Ankur Singh is a Carl Ring Family Professor of George W. Woodruff School of Mechanical Engineering at Georgia Institute of Technology and Wallace H. Coulter Department of Biomedical Engineering at Georgia Tech and Emory University. He serves as the Director of the Center for Immunoengineering at Georgia Tech. Before Georgia Tech, he was a faculty at Cornell University. His laboratory develops human immune organoids and enabling technologies to understand healthy and diseased immune cells and translate therapeutics. He has received funding from the National Institute of Health, National Science Foundation, Wellcome Leap HOPE, Department of Defense, Defense Threat Reduction Agency, the Curci Foundation, and the Lymphoma and Leukemia Society. He has published >70 articles in peer-reviewed journals, including  Nature Materials, Nature Methods, Nature Nanotechnology, Nature Immunology, Nature Communications, Nature Reviews Materials, Nature Protocols, Science Advances, Cell Reports, PNAS, Blood, and Advanced Materials. He has written multiple editorials for Science Translational Medicine. He is a recipient of the NSF CAREER, Society for Biomaterials Young Investigator Award, CMBE Young Innovator Award, CMBE Rising Star Award, 3M Faculty Award, DoD Career Award, Cornell’s Teaching Excellence Award, and Cornell’s Research Excellence Award. His immune organoids were identified among the Top 100 Discoveries of 2015 by Discover Magazine. He is the Founder and past Chair of the Immune Engineering SIG at the Society for Biomaterials and Controlled Release Society. He currently serves as the Associate Editor for Science Advances, Biomaterials, and Cellular and Molecular Bioengineering. 
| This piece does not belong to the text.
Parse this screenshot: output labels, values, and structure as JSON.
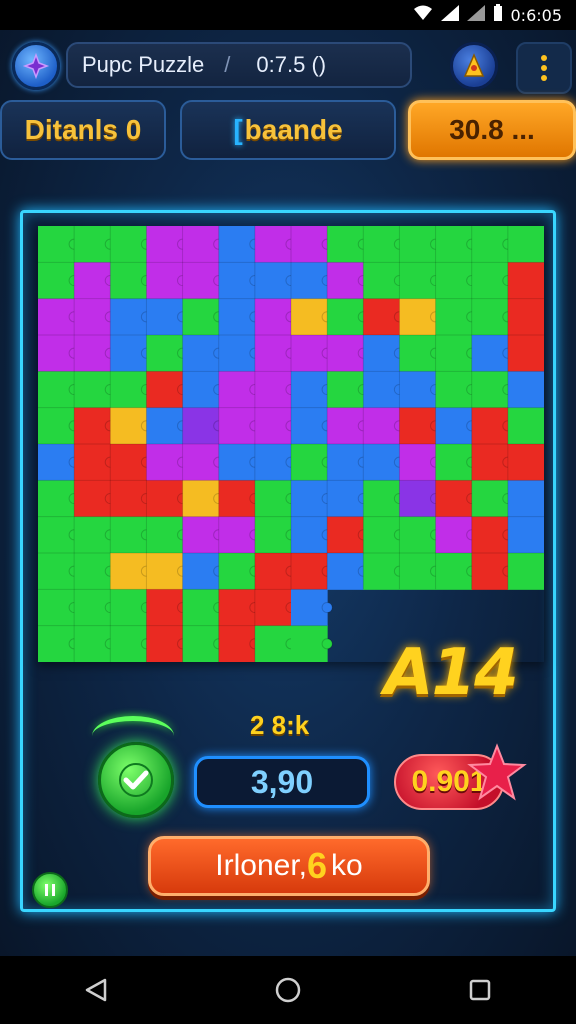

May Griffith is a Full Professor at the Department of Ophthalmology and Biomedical Engineering at Université de Montréal. She holds the Tier 1 Canada Research Chair in Biomaterials and Stem Cells in Ophthalmology and the Caroline Durand Foundation Research Chair in Cellular Therapy. May is also the Director of Emerging Technologies of the Quebec Vision Science Research Network. Her team pioneered the development of cell-free biomimetic materials that regenerated the human cornea in clinical trials for the first time, discovering that the adult human cornea is capable of regeneration. This world’s first achievement garnered worldwide media attention. It led to the current growing area of in-situ tissue regeneration attempts in the cornea and other organs in biomaterials and regenerative medicine. Her team was also the first to achieve stable regeneration in high-risk patients who reject conventional cornea transplantation by developing biomaterials with inflammation-suppressing properties. She is currently working on a simple-to-use liquid version of her corneal implants that can be delivered in all settings instead or requiring an operating room, to increase accessibility to the technology. Her injectable “LiQD Corneas” have been successfully tested in rabbits and mini-pigs. A PCT patent has been filed for these novel materials, and we have been able to convert them into bioinks for direct bioprinting into tissues.
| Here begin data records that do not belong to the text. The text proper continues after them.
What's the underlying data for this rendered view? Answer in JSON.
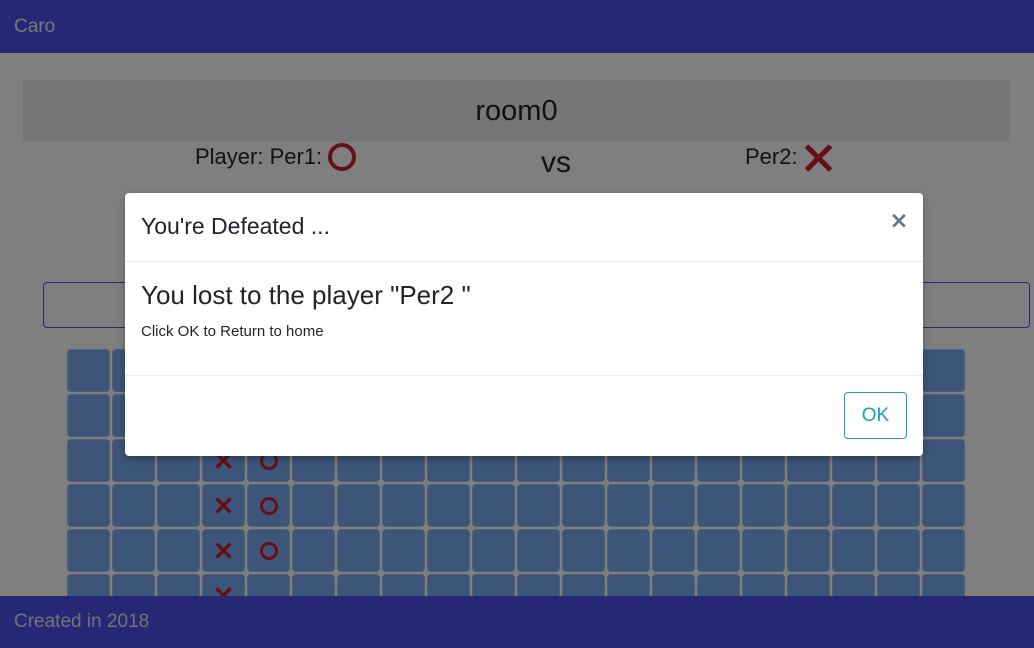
{
  "navbar": {
    "brand": "Caro"
  },
  "room": {
    "title": "room0"
  },
  "players": {
    "player1_label": "Player: Per1:",
    "player1_mark": "o-icon",
    "vs": "vs",
    "player2_label": "Per2:",
    "player2_mark": "x-icon"
  },
  "board": {
    "visible_rows": 6,
    "visible_columns": 20,
    "marks": [
      {
        "row": 2,
        "col": 3,
        "mark": "X"
      },
      {
        "row": 2,
        "col": 4,
        "mark": "O"
      },
      {
        "row": 3,
        "col": 3,
        "mark": "X"
      },
      {
        "row": 3,
        "col": 4,
        "mark": "O"
      },
      {
        "row": 4,
        "col": 3,
        "mark": "X"
      },
      {
        "row": 4,
        "col": 4,
        "mark": "O"
      },
      {
        "row": 5,
        "col": 3,
        "mark": "X"
      }
    ]
  },
  "footer": {
    "text": "Created in 2018"
  },
  "modal": {
    "title": "You're Defeated ...",
    "close_label": "×",
    "message": "You lost to the player \"Per2 \"",
    "instruction": "Click OK to Return to home",
    "ok_label": "OK"
  },
  "colors": {
    "navbar": "#4d4fea",
    "mark": "#cc1c33",
    "cell": "#7aaaf3",
    "ok_button": "#17a2b8"
  }
}
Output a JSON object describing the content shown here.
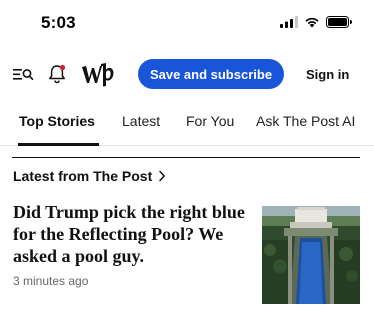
{
  "status_bar": {
    "time": "5:03",
    "icons": [
      "cellular-signal-icon",
      "wifi-icon",
      "battery-icon"
    ]
  },
  "header": {
    "icons": [
      "menu-search-icon",
      "bell-icon",
      "wp-logo"
    ],
    "subscribe_label": "Save and subscribe",
    "signin_label": "Sign in",
    "accent_color": "#1955d8"
  },
  "tabs": [
    {
      "label": "Top Stories",
      "active": true
    },
    {
      "label": "Latest",
      "active": false
    },
    {
      "label": "For You",
      "active": false
    },
    {
      "label": "Ask The Post AI",
      "active": false
    }
  ],
  "section": {
    "title": "Latest from The Post"
  },
  "story": {
    "headline": "Did Trump pick the right blue for the Reflecting Pool? We asked a pool guy.",
    "time_ago": "3 minutes ago"
  }
}
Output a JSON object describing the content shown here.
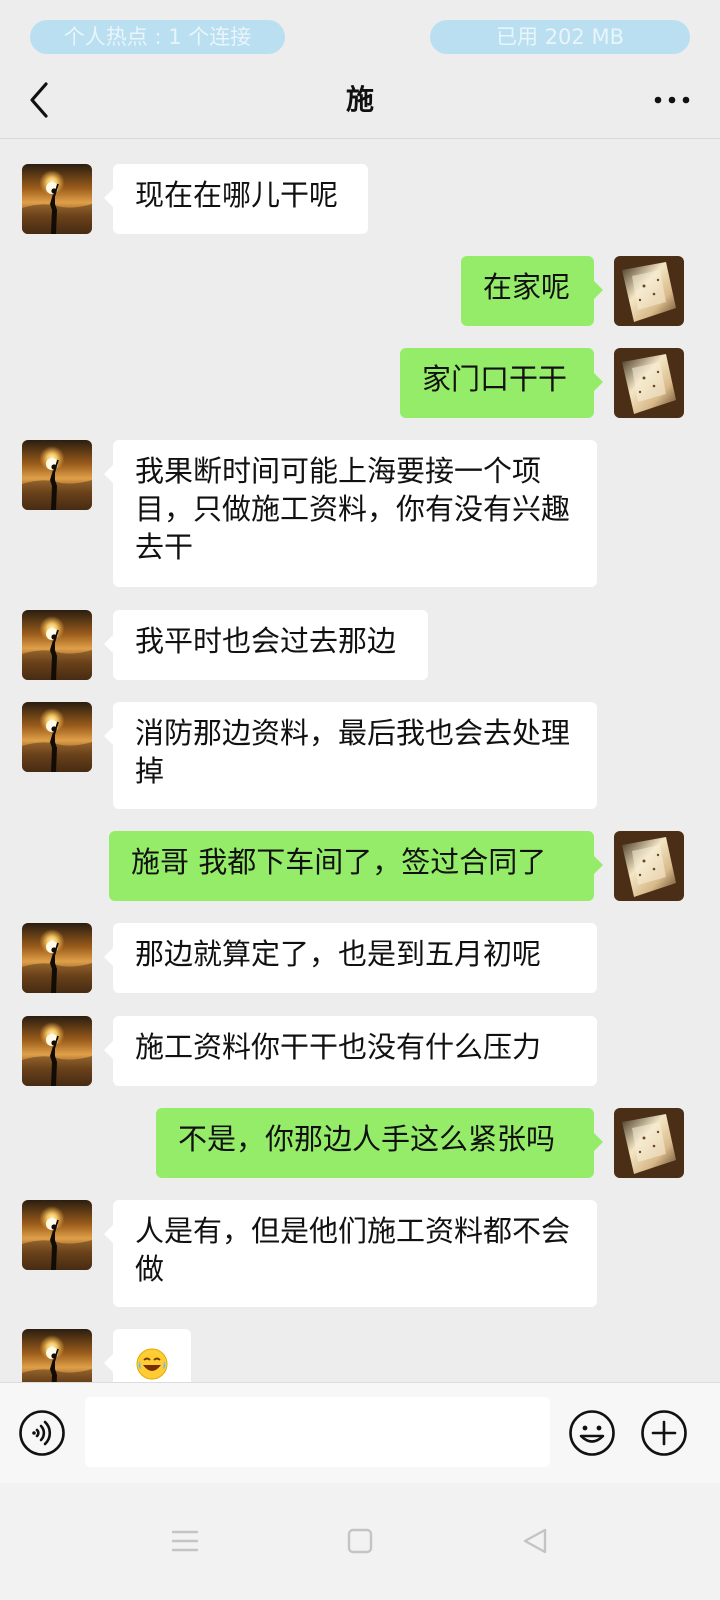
{
  "status_bar": {
    "hotspot": "个人热点 : 1 个连接",
    "usage": "已用 202 MB"
  },
  "header": {
    "title": "施",
    "back_icon": "chevron-left-icon",
    "more_icon": "more-horizontal-icon"
  },
  "messages": [
    {
      "side": "left",
      "text": "现在在哪儿干呢"
    },
    {
      "side": "right",
      "text": "在家呢"
    },
    {
      "side": "right",
      "text": "家门口干干"
    },
    {
      "side": "left",
      "text": "我果断时间可能上海要接一个项目，只做施工资料，你有没有兴趣去干"
    },
    {
      "side": "left",
      "text": "我平时也会过去那边"
    },
    {
      "side": "left",
      "text": "消防那边资料，最后我也会去处理掉"
    },
    {
      "side": "right",
      "text": "施哥 我都下车间了，签过合同了"
    },
    {
      "side": "left",
      "text": "那边就算定了，也是到五月初呢"
    },
    {
      "side": "left",
      "text": "施工资料你干干也没有什么压力"
    },
    {
      "side": "right",
      "text": "不是，你那边人手这么紧张吗"
    },
    {
      "side": "left",
      "text": "人是有，但是他们施工资料都不会做"
    },
    {
      "side": "left",
      "text": "",
      "emoji": "laughing-tears-emoji"
    }
  ],
  "input_bar": {
    "placeholder": "",
    "voice_icon": "voice-icon",
    "emoji_icon": "smiley-icon",
    "plus_icon": "plus-circle-icon"
  },
  "nav_bar": {
    "icons": [
      "menu-icon",
      "home-square-icon",
      "back-triangle-icon"
    ]
  },
  "colors": {
    "background": "#ededed",
    "sent_bubble": "#95ec69",
    "received_bubble": "#ffffff"
  }
}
Bruce Randall is the Director General of the Medical Devices Directorate (MDD) in the Health Products and Food Branch (HPFB) at Health Canada. In this role he is responsible for the evaluation and surveillance of medical devices in Canada. Bruce began his public service career as a biotechnology industry analyst at Industry Canada. He joined HPFB in 2006 as a Regulatory Project Manager working with the Oncology Division, and over the years, held increasingly senior positions, including Director of the Bureau of Product Review and Assessment in the Natural and Non-Prescription Health Product Directorate (NNHPD), acting Director General of NNHPD Director of the Bureau of Pharmaceutical Sciences, and Senior Executive Director in the Pharmaceutical Drugs Directorate (TPD). TPD is Canada’s regulator of prescription pharmaceuticals for human use. Bruce also led the launch of the Centre for Regulatory Innovation in the Regulatory Affairs Sector of the Treasury Board Secretariat. In this role, he was responsible for developing processes and guidance to support a whole of government approach to regulatory experimentation. This involved working with departments to respond to regulatory challenges being created by advanced technologies.